Anyone who has been following this blog knows what a hopeless woodworking tool … ahem …enthusiast I am. I use that statement as a qualifier because what follows is the truth, the whole truth, and nothing but the truth so help me Rockwell Delta.
I stumbled on a post on Craigslist that was simple enough. “Woodworking tools” . These posts normally contain various bits and scraps of cheap throw away hobbyist tools. Sometimes though, they can contain pure gold…..
It seems that a man in a town about 30 miles from me lost his father, an engineer by trade and life long amateur woodworker, to the ravages of time and old age. (Rest in peace). The son and his brothers had all grown and established their own tool collections, so what the Dad had left behind was to be sold.
A couple of really choice machines were for sale at reasonable prices. A Grizzley 15″ planer, a 1955 Craftsman (built by the Atlas Tool Works) 17′ bandsaw, and…..drum roll please…..a 1948 Delta Unisaw..
The son mentioned that his post had been on Craigslist for the better part of 6 weeks with virtually zero interest. In fact, I was only the second person to contact him about any of the tools.
It was the Unisaw I was interested in. For the uninitiated, the Delta Unisaw, especially the pre and immediately post war vintages, are the undisputed Rolls Royce of table saws. They are built with old world attention to detail. Castings were poured into molds, then removed after cooling and buried in sand for two years prior to being milled flat for assembly and sale. This practice ensured that any movement that the table castings or arbor castings would suffer from (twist, warp, cupping, bowing) would occur prior to final milling and finishing and remain true for their life thereafter.

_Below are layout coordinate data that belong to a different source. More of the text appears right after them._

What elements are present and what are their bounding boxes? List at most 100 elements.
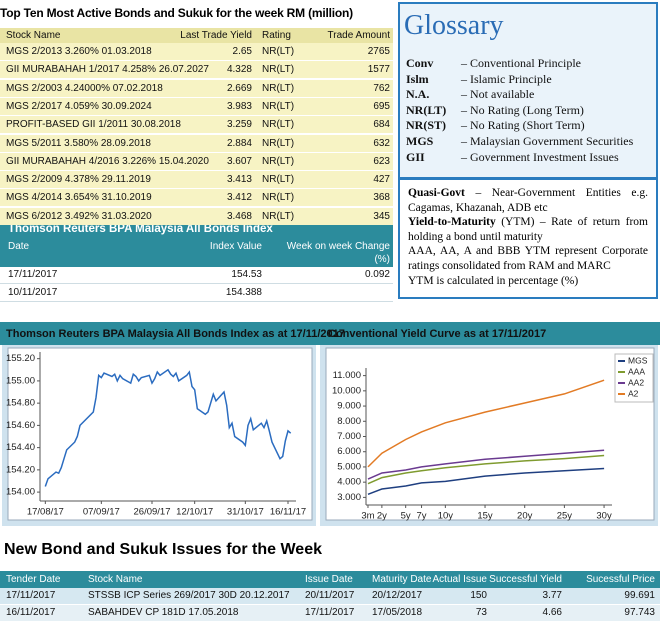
table-cell: 3.468 bbox=[226, 210, 252, 222]
table-row bbox=[0, 61, 393, 79]
table-cell: 345 bbox=[373, 210, 390, 222]
note-text: – Near-Government Entities e.g. Cagamas,… bbox=[408, 187, 649, 214]
table-cell: 684 bbox=[373, 119, 390, 131]
glossary-term: MGS bbox=[406, 134, 434, 148]
table-cell: NR(LT) bbox=[262, 155, 295, 167]
y-tick-label: 155.20 bbox=[6, 353, 35, 364]
note-term: Quasi-Govt bbox=[408, 187, 465, 199]
table-cell: 368 bbox=[373, 192, 390, 204]
table-cell: 3.607 bbox=[226, 155, 252, 167]
table-row bbox=[0, 152, 393, 170]
table-row bbox=[0, 43, 393, 60]
legend-label: MGS bbox=[628, 355, 648, 365]
x-tick-label: 12/10/17 bbox=[176, 507, 213, 518]
table-cell: 154.53 bbox=[231, 269, 262, 280]
table-cell: NR(LT) bbox=[262, 192, 295, 204]
y-tick-label: 4.000 bbox=[337, 477, 361, 488]
x-tick-label: 07/09/17 bbox=[83, 507, 120, 518]
new-issues-title: New Bond and Sukuk Issues for the Week bbox=[4, 541, 322, 558]
table-cell: MGS 2/2009 4.378% 29.11.2019 bbox=[6, 174, 151, 186]
table-cell: NR(LT) bbox=[262, 82, 295, 94]
glossary-term: Islm bbox=[406, 71, 429, 86]
chart-title: Conventional Yield Curve as at 17/11/201… bbox=[328, 328, 546, 340]
table-cell: 150 bbox=[470, 590, 487, 601]
table-cell: 2765 bbox=[367, 46, 390, 57]
table-cell: MGS 5/2011 3.580% 28.09.2018 bbox=[6, 137, 151, 149]
table-row bbox=[0, 134, 393, 152]
glossary-note: Quasi-Govt – Near-Government Entities e.… bbox=[408, 186, 648, 215]
glossary-term: Conv bbox=[406, 56, 434, 70]
table-row bbox=[0, 207, 393, 225]
glossary-term: NR(LT) bbox=[406, 102, 447, 117]
column-header: Last Trade Yield bbox=[180, 30, 252, 41]
x-tick-label: 31/10/17 bbox=[227, 507, 264, 518]
y-tick-label: 154.20 bbox=[6, 464, 35, 475]
series-line bbox=[367, 454, 605, 485]
table-cell: 0.092 bbox=[364, 269, 390, 280]
series-line bbox=[367, 467, 605, 496]
y-tick-label: 154.40 bbox=[6, 442, 35, 453]
series-line bbox=[44, 368, 292, 487]
table-cell: 99.691 bbox=[624, 590, 655, 601]
table-row bbox=[0, 189, 393, 207]
glossary-title: Glossary bbox=[404, 10, 504, 41]
y-tick-label: 10.000 bbox=[332, 385, 361, 396]
table-cell: MGS 6/2012 3.492% 31.03.2020 bbox=[6, 210, 152, 222]
column-header: Issue Date bbox=[305, 574, 353, 585]
glossary-term: GII bbox=[406, 149, 425, 164]
table-cell: 695 bbox=[373, 100, 390, 112]
x-tick-label: 16/11/17 bbox=[270, 507, 306, 518]
glossary-definition: – Not available bbox=[461, 87, 535, 102]
table-row bbox=[0, 588, 660, 604]
x-tick-label: 15y bbox=[477, 511, 493, 522]
note-term: Yield-to-Maturity bbox=[408, 216, 496, 229]
table-cell: NR(LT) bbox=[262, 46, 295, 57]
glossary-definition: – Government Investment Issues bbox=[461, 149, 619, 164]
table-cell: 73 bbox=[475, 607, 487, 618]
table-cell: 632 bbox=[373, 137, 390, 149]
y-tick-label: 5.000 bbox=[337, 461, 361, 472]
table-cell: NR(LT) bbox=[262, 210, 295, 222]
y-tick-label: 7.000 bbox=[337, 431, 361, 442]
table-cell: 20/11/2017 bbox=[305, 590, 355, 601]
y-tick-label: 9.000 bbox=[337, 401, 361, 412]
table-cell: MGS 2/2017 4.059% 30.09.2024 bbox=[6, 100, 152, 112]
column-header: Stock Name bbox=[88, 574, 143, 585]
note-text: (YTM) – Rate of return from holding a bo… bbox=[408, 216, 649, 243]
y-tick-label: 8.000 bbox=[337, 416, 361, 427]
index-table-title: Thomson Reuters BPA Malaysia All Bonds I… bbox=[8, 223, 273, 235]
table-cell: GII MURABAHAH 1/2017 4.258% 26.07.2027 bbox=[6, 64, 209, 76]
note-text: YTM is calculated in percentage (%) bbox=[408, 274, 579, 287]
column-header: Index Value bbox=[209, 241, 262, 252]
y-tick-label: 6.000 bbox=[337, 446, 361, 457]
glossary-note: Yield-to-Maturity (YTM) – Rate of return… bbox=[408, 215, 648, 244]
table-cell: 17/05/2018 bbox=[372, 607, 423, 618]
table-row bbox=[0, 605, 660, 621]
glossary-notes: Quasi-Govt – Near-Government Entities e.… bbox=[398, 178, 658, 299]
table-row bbox=[0, 79, 393, 97]
y-tick-label: 154.00 bbox=[6, 487, 35, 498]
glossary-term: N.A. bbox=[406, 87, 430, 102]
table-cell: MGS 2/2013 3.260% 01.03.2018 bbox=[6, 46, 152, 57]
table-cell: SABAHDEV CP 181D 17.05.2018 bbox=[88, 607, 239, 618]
table-cell: 3.413 bbox=[226, 174, 252, 186]
table-cell: 20/12/2017 bbox=[372, 590, 423, 601]
column-header: Date bbox=[8, 241, 30, 252]
y-tick-label: 3.000 bbox=[337, 492, 361, 503]
column-header: Successful Yield bbox=[489, 574, 562, 585]
glossary-term: NR(ST) bbox=[406, 118, 447, 133]
table-cell: 10/11/2017 bbox=[8, 287, 58, 298]
glossary-definition: – No Rating (Short Term) bbox=[461, 118, 585, 133]
column-header: Actual Issue bbox=[432, 574, 487, 585]
table-cell: 154.388 bbox=[225, 287, 262, 298]
table-cell: 2.669 bbox=[226, 82, 252, 94]
column-header: Stock Name bbox=[6, 30, 61, 41]
y-tick-label: 154.60 bbox=[6, 420, 35, 431]
glossary-definition: – Malaysian Government Securities bbox=[461, 134, 634, 148]
x-tick-label: 26/09/17 bbox=[134, 507, 171, 518]
table-cell: 4.66 bbox=[542, 607, 562, 618]
active-bonds-title: Top Ten Most Active Bonds and Sukuk for … bbox=[0, 6, 353, 20]
column-header: Sucessful Price bbox=[586, 574, 655, 585]
table-row bbox=[0, 171, 393, 189]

Motors were heavy and powerful. They develop an enormous amount of torque despite their anemic horsepower ratings. Better in EVERY WAY than anything built today short of a saw from Germany or Switzerland.
So it was that I entered into half hearted negotiations with this man. Surely he would want to stick to his asking price of nearly $500. Besides, LOML, would never cotton to my bringing home another dusty old relic that would duplicate what was already in the Tiny Shop.

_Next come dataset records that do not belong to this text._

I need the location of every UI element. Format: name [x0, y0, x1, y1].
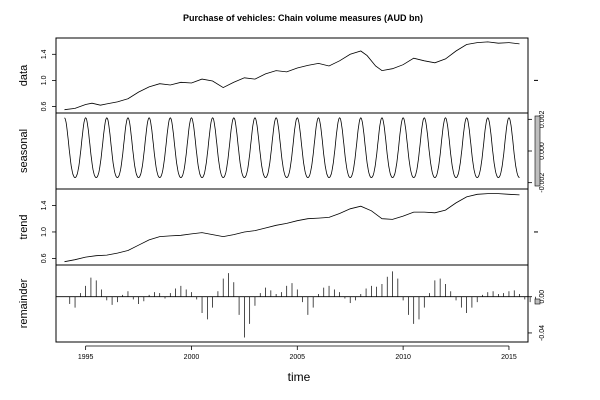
remainder-frame [55, 264, 529, 343]
remainder-scale-bar [534, 298, 541, 305]
x-tick-label: 2005 [290, 354, 306, 361]
seasonal-axis-label: seasonal [18, 129, 30, 173]
x-tick-label: 2000 [184, 354, 200, 361]
panel-trend: trend 0.6 1.0 1.4 [18, 188, 538, 266]
x-tick-label: 2010 [395, 354, 411, 361]
trend-ytick-label: 1.4 [41, 201, 48, 211]
x-axis-label: time [288, 370, 311, 384]
data-frame [55, 37, 529, 114]
chart-title: Purchase of vehicles: Chain volume measu… [183, 13, 423, 23]
data-ytick-label: 1.0 [41, 75, 48, 85]
panel-remainder: remainder -0.04 0.00 [18, 264, 546, 343]
trend-frame [55, 188, 529, 266]
data-series-line [64, 41, 520, 111]
trend-series-line [64, 193, 520, 263]
x-tick-label: 1995 [78, 354, 94, 361]
seasonal-scale-bar [534, 115, 541, 187]
panels: data 0.6 1.0 1.4 seasonal -0.002 0.000 0.002 tre… [18, 37, 546, 343]
data-ytick-label: 0.6 [41, 102, 48, 112]
x-axis: 1995 2000 2005 2010 2015 [78, 345, 517, 361]
seasonal-ytick-label: -0.002 [539, 173, 546, 193]
remainder-ytick-label: -0.04 [539, 325, 546, 341]
seasonal-series-line [64, 117, 520, 179]
data-ytick-label: 1.4 [41, 49, 48, 59]
x-tick-label: 2015 [501, 354, 517, 361]
seasonal-ytick-label: 0.002 [539, 110, 546, 128]
data-axis-label: data [18, 64, 30, 86]
trend-ytick-label: 1.0 [41, 227, 48, 237]
trend-axis-label: trend [18, 214, 30, 239]
trend-ytick-label: 0.6 [41, 253, 48, 263]
remainder-ytick-label: 0.00 [539, 290, 546, 304]
panel-data: data 0.6 1.0 1.4 [18, 37, 538, 114]
seasonal-ytick-label: 0.000 [539, 142, 546, 160]
panel-seasonal: seasonal -0.002 0.000 0.002 [18, 110, 546, 192]
remainder-axis-label: remainder [18, 278, 30, 328]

In talking with the son, he discussed how weary he was of waiting to move this piece of iron. He said he is just looking for the right person to come along, someone who knew what a gem this machine was. Someone who would use it, not just resell it or *GASP* part it out. It was his intention at this point, he said, to let the saw go for the first reasonable offer to such a person. I was beside myself.

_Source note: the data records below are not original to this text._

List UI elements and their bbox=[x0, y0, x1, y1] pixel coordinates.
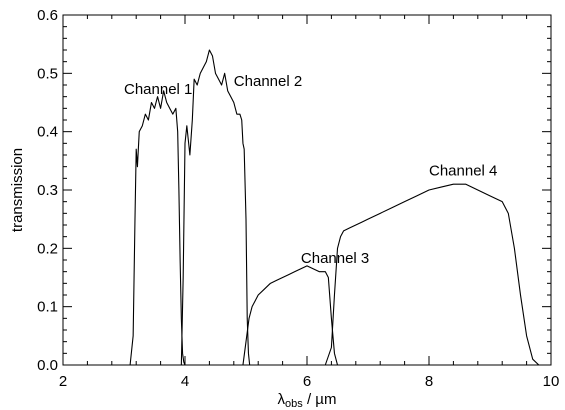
y-tick-label: 0.6 bbox=[37, 7, 58, 24]
labels-layer: 2 4 6 8 10 0.0 0.1 0.2 0.3 0.4 0.5 0.6 Channel 1 Chan… bbox=[37, 7, 559, 390]
x-axis-title-sub: obs bbox=[285, 398, 303, 410]
curves-layer bbox=[129, 49, 540, 366]
y-tick-label: 0.2 bbox=[37, 240, 58, 257]
x-tick-label: 2 bbox=[59, 373, 67, 390]
y-tick-label: 0.4 bbox=[37, 124, 58, 141]
channel-2-label: Channel 2 bbox=[234, 73, 302, 90]
channel-4-label: Channel 4 bbox=[429, 162, 497, 179]
plot-frame bbox=[62, 14, 552, 366]
x-axis-title-unit: / µm bbox=[303, 391, 337, 408]
y-tick-label: 0.0 bbox=[37, 357, 58, 374]
channel-4-curve bbox=[324, 183, 540, 366]
y-tick-label: 0.3 bbox=[37, 182, 58, 199]
y-tick-label: 0.1 bbox=[37, 299, 58, 316]
x-tick-label: 10 bbox=[543, 373, 560, 390]
y-axis-title: transmission bbox=[9, 148, 26, 232]
x-axis-title: λobs / µm bbox=[278, 391, 337, 410]
x-axis-title-main: λ bbox=[278, 391, 286, 408]
channel-1-label: Channel 1 bbox=[124, 81, 192, 98]
ticks-layer bbox=[62, 14, 552, 366]
x-tick-label: 6 bbox=[303, 373, 311, 390]
y-tick-label: 0.5 bbox=[37, 65, 58, 82]
channel-3-label: Channel 3 bbox=[301, 250, 369, 267]
channel-1-curve bbox=[129, 90, 186, 366]
x-tick-label: 8 bbox=[425, 373, 433, 390]
channel-2-curve bbox=[180, 49, 251, 366]
x-tick-label: 4 bbox=[181, 373, 189, 390]
channel-3-curve bbox=[242, 265, 339, 366]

The FIRST thing I needed to do was delicately explain to my sainted wife, WHY I needed…not wanted….neeeeeded, this saw. She must have seen the desperation in my eyes since she made a deal with me. If I could sell the General now installed in the tiny Shop, I could have the Unisaw. No disposable income was available for a purchase like this, and whatever funds I could get for my General, were all we had for an offer on the Unisaw.
In 24 hours, I had the general sold for $50 more than I had paid for it originally, and was locked in to a price with the Unisaw seller that allowed me to remain on speaking terms with my beloved wife.
Above is a picture taken moments after the arrival of the “table saw de tuti table saw”. 430 pounds of purring smooooooothness. This is prior to any clean up, I have only gotten the extension wings re-attached and the motor rewired by the time I snapped this picture.
Lovely clean and dead flat top.
Behold! An all original Delta miter guage
The Bullet. 90-some pounds of torque, ummph, and coniferous carnage. Just not made like this any more.
Can I get an…..AMEN!!!!
Just a little art deco to bring some class and panache into the Tiny Shop.